Trumka resigned behind the chief executives for the pharmaceutical giant Merck, Under Armour and Intel, as well as the president of the Alliance for American Manufacturing. His action also follows positive action by the Communication Workers of America.
Now, many of my friends and comrades are going to say that Trumka should never have joined the council to begin with. We felt betrayed when certain union leaders went to the White House, and we were furious when they issued statements either supporting Trump or green-lighting his infrastructure and manufacturing agenda. And people will say that Trumka should have been the first one out, and that this should have happened weeks or months ago and in solidarity with Standing Rock. These are legitimate points.

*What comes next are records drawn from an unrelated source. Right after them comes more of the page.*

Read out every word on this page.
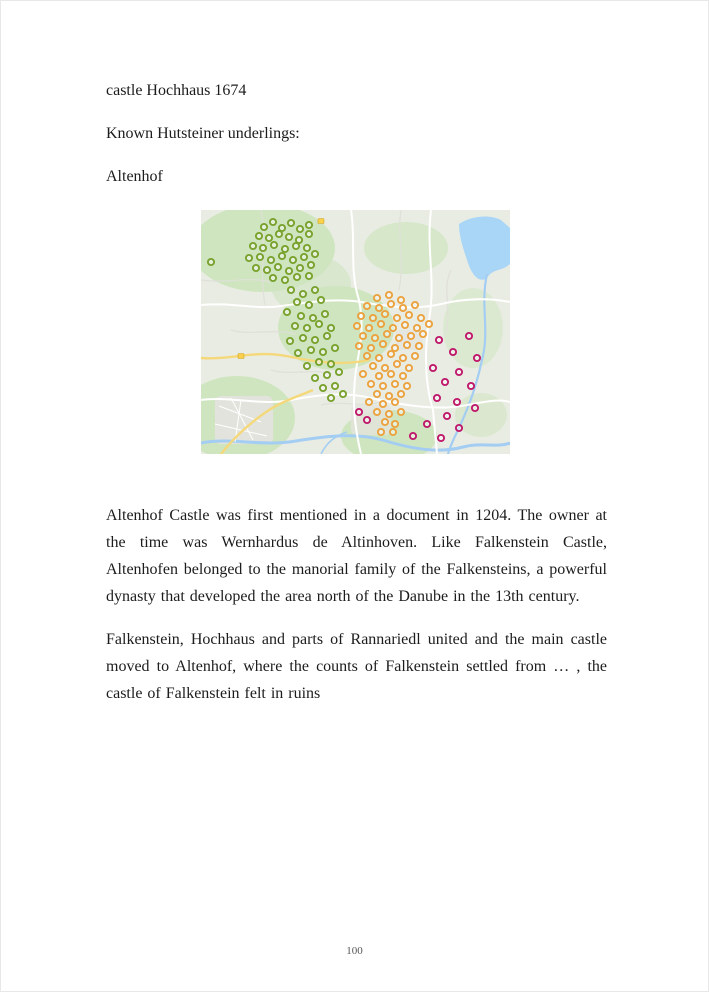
castle Hochhaus 1674

Known Hutsteiner underlings:

Altenhof

Altenhof Castle was first mentioned in a document in 1204. The owner at the time was Wernhardus de Altinhoven. Like Falkenstein Castle, Altenhofen belonged to the manorial family of the Falkensteins, a powerful dynasty that developed the area north of the Danube in the 13th century.

Falkenstein, Hochhaus and parts of Rannariedl united and the main castle moved to Altenhof, where the counts of Falkenstein settled from … , the castle of Falkenstein felt in ruins

100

But if you organize workers and you're active in the labor movement you know that we usually have tremendous patience and restraint, we're analytical, we wait to see who's leading and who's following and what the most advanced and realistic paths forward are. Only some sections of the civil rights movement have the same sense of time and timing that we do. You learn that from the rhythms of production and from being vulnerable and from understanding something of the dynamics of privilege.

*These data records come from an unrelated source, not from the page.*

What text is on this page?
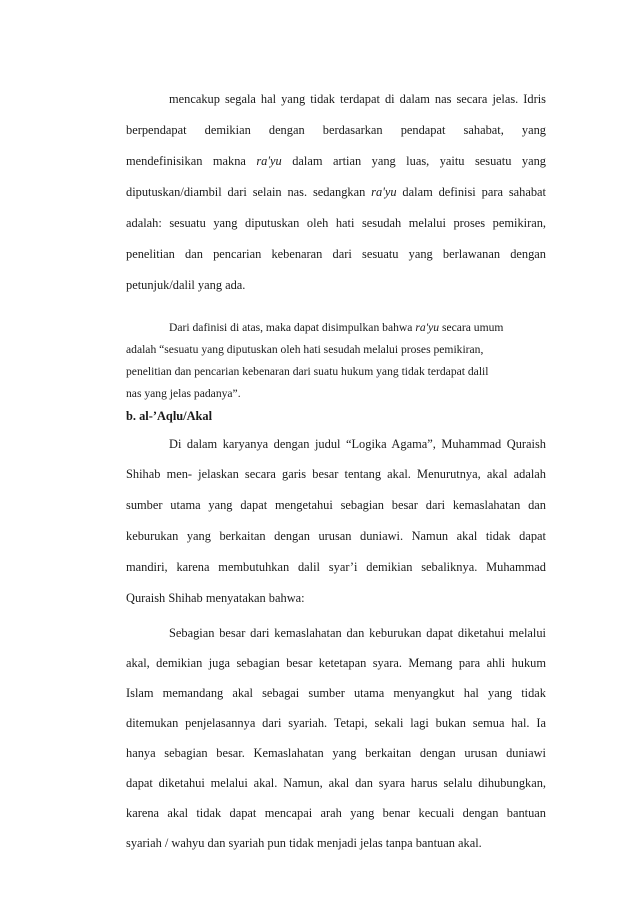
mencakup segala hal yang tidak terdapat di dalam nas secara jelas. Idris
berpendapat demikian dengan berdasarkan pendapat sahabat, yang
mendefinisikan makna ra'yu dalam artian yang luas, yaitu sesuatu yang
diputuskan/diambil dari selain nas. sedangkan ra'yu dalam definisi para sahabat
adalah: sesuatu yang diputuskan oleh hati sesudah melalui proses pemikiran,
penelitian dan pencarian kebenaran dari sesuatu yang berlawanan dengan
petunjuk/dalil yang ada.
Dari dafinisi di atas, maka dapat disimpulkan bahwa ra'yu secara umum
adalah “sesuatu yang diputuskan oleh hati sesudah melalui proses pemikiran,
penelitian dan pencarian kebenaran dari suatu hukum yang tidak terdapat dalil
nas yang jelas padanya”.
b. al-’Aqlu/Akal
Di dalam karyanya dengan judul “Logika Agama”, Muhammad Quraish
Shihab men- jelaskan secara garis besar tentang akal. Menurutnya, akal adalah
sumber utama yang dapat mengetahui sebagian besar dari kemaslahatan dan
keburukan yang berkaitan dengan urusan duniawi. Namun akal tidak dapat
mandiri, karena membutuhkan dalil syar’i demikian sebaliknya. Muhammad
Quraish Shihab menyatakan bahwa:
Sebagian besar dari kemaslahatan dan keburukan dapat diketahui melalui
akal, demikian juga sebagian besar ketetapan syara. Memang para ahli hukum
Islam memandang akal sebagai sumber utama menyangkut hal yang tidak
ditemukan penjelasannya dari syariah. Tetapi, sekali lagi bukan semua hal. Ia
hanya sebagian besar. Kemaslahatan yang berkaitan dengan urusan duniawi
dapat diketahui melalui akal. Namun, akal dan syara harus selalu dihubungkan,
karena akal tidak dapat mencapai arah yang benar kecuali dengan bantuan
syariah / wahyu dan syariah pun tidak menjadi jelas tanpa bantuan akal.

The questions for me are not about Trumka and the AFL-CIO leadership. I'm more interested in how Trumka's walking out of the council can be used to move our struggle forward. How does this touch workers, and particularly white workers who are wondering where their dog is in the race?
If people can go to work tomorrow and say, "Look, union leaders are walking out on Trump for some very good and legitimate reasons. We have two sides here: one is all about solidarity and sticking together and getting more on the plate for everyone, and the other is all about using one part of the working-class to fight the other on behalf of the wealthy. So which side are you on, sister/brother?" then Trumka did the right thing and it matters.
But if we're not having those conversations, it doesn't matter what Trumka did. It's totally on us to make this real and push it forward, way past Trumka and the AFL-CIO leadership.
That photo up above was taken in better days, when Black and white workers, and men and women, struck Massey and Pittston. At one point in West Virginia it seemed to me that we were shutting the state down as teachers, miners, phone company workers and hospital workers struck. I'll die proud of having been a part of that. C'mon, sister or brother, what's it going to take to get you on board?